В этот момент он со смехом откинулся вместе со своим стулом и упал, но, казалось, даже не заметил этого, просто поднял стул, снова уселся на него и продолжил историю.
- Мне пришлось сказать ей: "О!", а потом я спросил ее, удалось ли ей устроить нас в Отель роз. - "Нет, милый, тут прокол. Портье сказал мне, что все номера в нем забронированы, накрепко, как скала, на следующие шесть месяцев, если не больше". - "Извини, я перебил тебя, но меня очень интересует. Ты пописала на дорогу до или после того, как заходила в отель?" - "Ну конечно, до. Ты же знаешь, у меня слабый пузырь, и я не хотела нарушать общественный порядок в холле отеля". - "Ага, значит, до. Так может поэтому, милая, они и забронированы так плотно и на такой долгий срок?" Может, кому-то покажется, что я оскорбил эту великую южную леди, но она не обратила на это внимания. Леди мало на что обращают внимание. Она смотрела на меня и ухмылялась - кривой ухмылкой пирата - ебать-вас-всех - ухмылкой великого шарма и достоинства, клянусь. Она была тем, что французы называют jolie laide, что означает -…
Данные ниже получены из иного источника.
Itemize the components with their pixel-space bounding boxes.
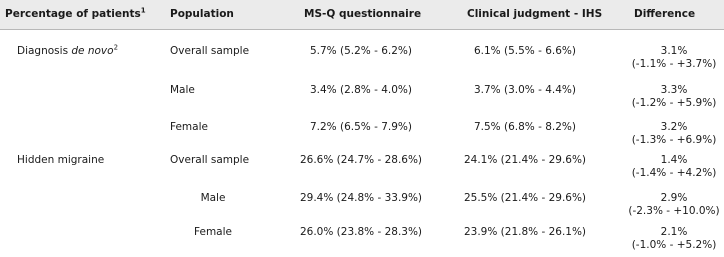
header-population: Population — [170, 8, 234, 20]
group-label-hidden-migraine: Hidden migraine — [17, 154, 105, 166]
difference-cell — [632, 121, 717, 147]
population-cell: Female — [170, 121, 208, 133]
difference-ci: (-1.1% - +3.7%) — [631, 58, 717, 70]
population-cell: Female — [194, 226, 232, 238]
difference-ci: (-1.2% - +5.9%) — [631, 97, 717, 109]
clinical-cell: 25.5% (21.4% - 29.6%) — [463, 192, 587, 204]
difference-ci: (-2.3% - +10.0%) — [628, 205, 720, 217]
msq-cell: 7.2% (6.5% - 7.9%) — [309, 121, 413, 133]
difference-ci: (-1.0% - +5.2%) — [631, 239, 717, 251]
header-divider — [0, 29, 724, 30]
difference-ci: (-1.3% - +6.9%) — [631, 134, 717, 146]
difference-value: 2.1% — [660, 226, 688, 238]
msq-cell: 26.0% (23.8% - 28.3%) — [299, 226, 423, 238]
table-header-row — [0, 0, 724, 29]
difference-value: 2.9% — [660, 192, 688, 204]
header-clinical-judgment: Clinical judgment - IHS — [467, 8, 603, 20]
difference-cell — [632, 154, 717, 180]
msq-cell: 29.4% (24.8% - 33.9%) — [299, 192, 423, 204]
population-cell: Overall sample — [170, 154, 250, 166]
population-cell: Male — [200, 192, 226, 204]
difference-value: 3.3% — [660, 84, 688, 96]
clinical-cell: 3.7% (3.0% - 4.4%) — [473, 84, 577, 96]
clinical-cell: 24.1% (21.4% - 29.6%) — [463, 154, 587, 166]
population-cell: Overall sample — [170, 45, 250, 57]
difference-cell — [632, 84, 717, 110]
msq-cell: 26.6% (24.7% - 28.6%) — [299, 154, 423, 166]
header-msq-questionnaire: MS-Q questionnaire — [304, 8, 422, 20]
msq-cell: 5.7% (5.2% - 6.2%) — [309, 45, 413, 57]
clinical-cell: 7.5% (6.8% - 8.2%) — [473, 121, 577, 133]
difference-value: 1.4% — [660, 154, 688, 166]
msq-cell: 3.4% (2.8% - 4.0%) — [309, 84, 413, 96]
header-percentage-of-patients: Percentage of patients$^1$ — [5, 6, 146, 20]
clinical-cell: 23.9% (21.8% - 26.1%) — [463, 226, 587, 238]
header-difference: Difference — [634, 8, 696, 20]
population-cell: Male — [170, 84, 195, 96]
difference-cell — [628, 192, 719, 218]
difference-cell — [632, 45, 717, 71]
clinical-cell: 6.1% (5.5% - 6.6%) — [473, 45, 577, 57]
difference-ci: (-1.4% - +4.2%) — [631, 167, 717, 179]
difference-value: 3.1% — [660, 45, 688, 57]
group-label-diagnosis-de-novo: Diagnosis de novo$^2$ — [17, 43, 119, 57]
difference-value: 3.2% — [660, 121, 688, 133]
difference-cell — [632, 226, 717, 252]
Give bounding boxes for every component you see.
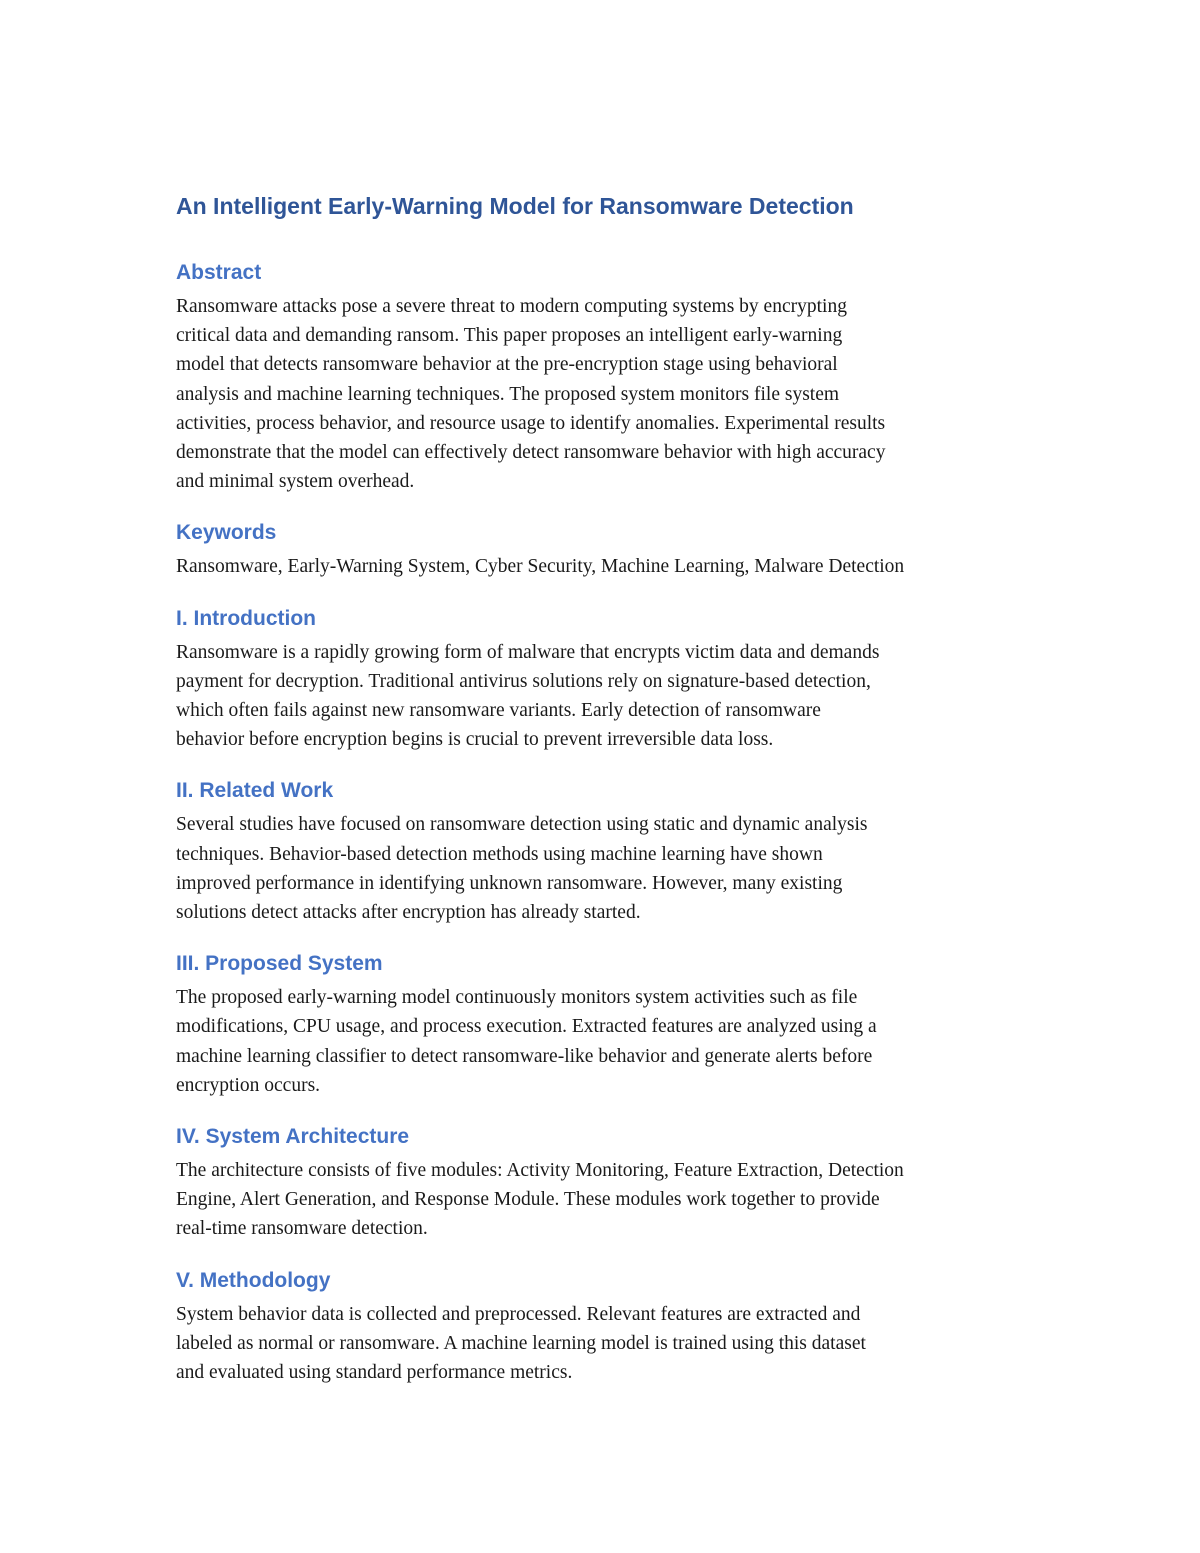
- text-line: System behavior data is collected and preprocessed. Relevant features are extracted and: [176, 1303, 861, 1325]
- document-page: [176, 188, 1036, 1409]
- text-line: and evaluated using standard performance metrics.: [176, 1362, 573, 1384]
- text-line: solutions detect attacks after encryption has already started.: [176, 902, 641, 924]
- text-line: The architecture consists of five modules: Activity Monitoring, Feature Extraction, Detection: [176, 1160, 904, 1182]
- text-line: behavior before encryption begins is crucial to prevent irreversible data loss.: [176, 729, 774, 751]
- section-heading-keywords: Keywords: [176, 521, 277, 545]
- section-body-proposed-system: [176, 983, 1036, 1100]
- text-line: and minimal system overhead.: [176, 471, 415, 493]
- section-heading-introduction: I. Introduction: [176, 606, 316, 630]
- text-line: analysis and machine learning techniques. The proposed system monitors file system: [176, 383, 840, 405]
- section-system-architecture: [176, 1122, 1036, 1244]
- text-line: Ransomware is a rapidly growing form of malware that encrypts victim data and demands: [176, 641, 880, 663]
- section-heading-abstract: Abstract: [176, 261, 262, 284]
- section-heading-related-work: II. Related Work: [176, 779, 334, 803]
- text-line: The proposed early-warning model continuously monitors system activities such as file: [176, 987, 858, 1009]
- text-line: activities, process behavior, and resource usage to identify anomalies. Experimental results: [176, 412, 886, 434]
- document-title: An Intelligent Early-Warning Model for Ransomware Detection: [176, 193, 854, 219]
- section-methodology: [176, 1266, 1036, 1388]
- text-line: machine learning classifier to detect ransomware-like behavior and generate alerts before: [176, 1045, 873, 1067]
- section-body-methodology: [176, 1300, 1036, 1388]
- section-body-keywords: [176, 552, 1036, 581]
- section-keywords: [176, 518, 1036, 581]
- section-proposed-system: [176, 949, 1036, 1100]
- text-line: which often fails against new ransomware variants. Early detection of ransomware: [176, 700, 821, 722]
- text-line: Several studies have focused on ransomware detection using static and dynamic analysis: [176, 814, 868, 836]
- section-heading-methodology: V. Methodology: [176, 1268, 331, 1292]
- section-abstract: [176, 258, 1036, 496]
- text-line: Ransomware, Early-Warning System, Cyber Security, Machine Learning, Malware Detection: [176, 556, 905, 578]
- section-related-work: [176, 776, 1036, 927]
- section-body-abstract: [176, 292, 1036, 496]
- section-introduction: [176, 604, 1036, 755]
- text-line: modifications, CPU usage, and process execution. Extracted features are analyzed using a: [176, 1016, 877, 1038]
- text-line: critical data and demanding ransom. This paper proposes an intelligent early-warning: [176, 325, 843, 347]
- section-body-system-architecture: [176, 1156, 1036, 1244]
- section-heading-proposed-system: III. Proposed System: [176, 952, 383, 976]
- section-heading-system-architecture: IV. System Architecture: [176, 1125, 410, 1149]
- section-body-introduction: [176, 638, 1036, 755]
- text-line: real-time ransomware detection.: [176, 1218, 428, 1240]
- text-line: model that detects ransomware behavior at the pre-encryption stage using behavioral: [176, 354, 838, 376]
- text-line: encryption occurs.: [176, 1074, 321, 1096]
- text-line: improved performance in identifying unknown ransomware. However, many existing: [176, 872, 843, 894]
- section-body-related-work: [176, 810, 1036, 927]
- text-line: techniques. Behavior-based detection methods using machine learning have shown: [176, 843, 823, 865]
- text-line: Ransomware attacks pose a severe threat to modern computing systems by encrypting: [176, 296, 847, 317]
- text-line: Engine, Alert Generation, and Response Module. These modules work together to provide: [176, 1189, 880, 1211]
- text-line: labeled as normal or ransomware. A machine learning model is trained using this dataset: [176, 1332, 866, 1354]
- text-line: payment for decryption. Traditional antivirus solutions rely on signature-based detection,: [176, 670, 871, 692]
- text-line: demonstrate that the model can effectively detect ransomware behavior with high accuracy: [176, 442, 886, 464]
- Я знаю французский. Это означает "мила назло".
- Правильно, назло всему. Господи, как я любил эту женщину.
Он уже допил вино и вызвал такси.
Мой случайный знакомый погрузился в настроение мечтаний и грустных воспоминаний.
Меня это никак не касалось, но я спросил его из вежливости, путешествует ли он еще с этой jolie laide.
- …Ухмылявшейся, как пират, но бывшей абсолютной леди.
- Я спросил, вы еще путешествуете с нею?
- Нет, больше нет, как я могу? Она курила непрерывно, ноль семьдесят пять литра бурбона, литр виски в день, плюс двойной мартини за едой, нет, я больше не путешествую с ней, Бог да упокоит ее душу в любви.
- Она… ушла на покой?
- На покой в своем небесном доме.
- Ах, уехала.
- Правильно, только слишком далеко, чтобы ехать за нею. Осложнения цирроза и эмфиземы забрали ее из этого мира и оставили меня на мели.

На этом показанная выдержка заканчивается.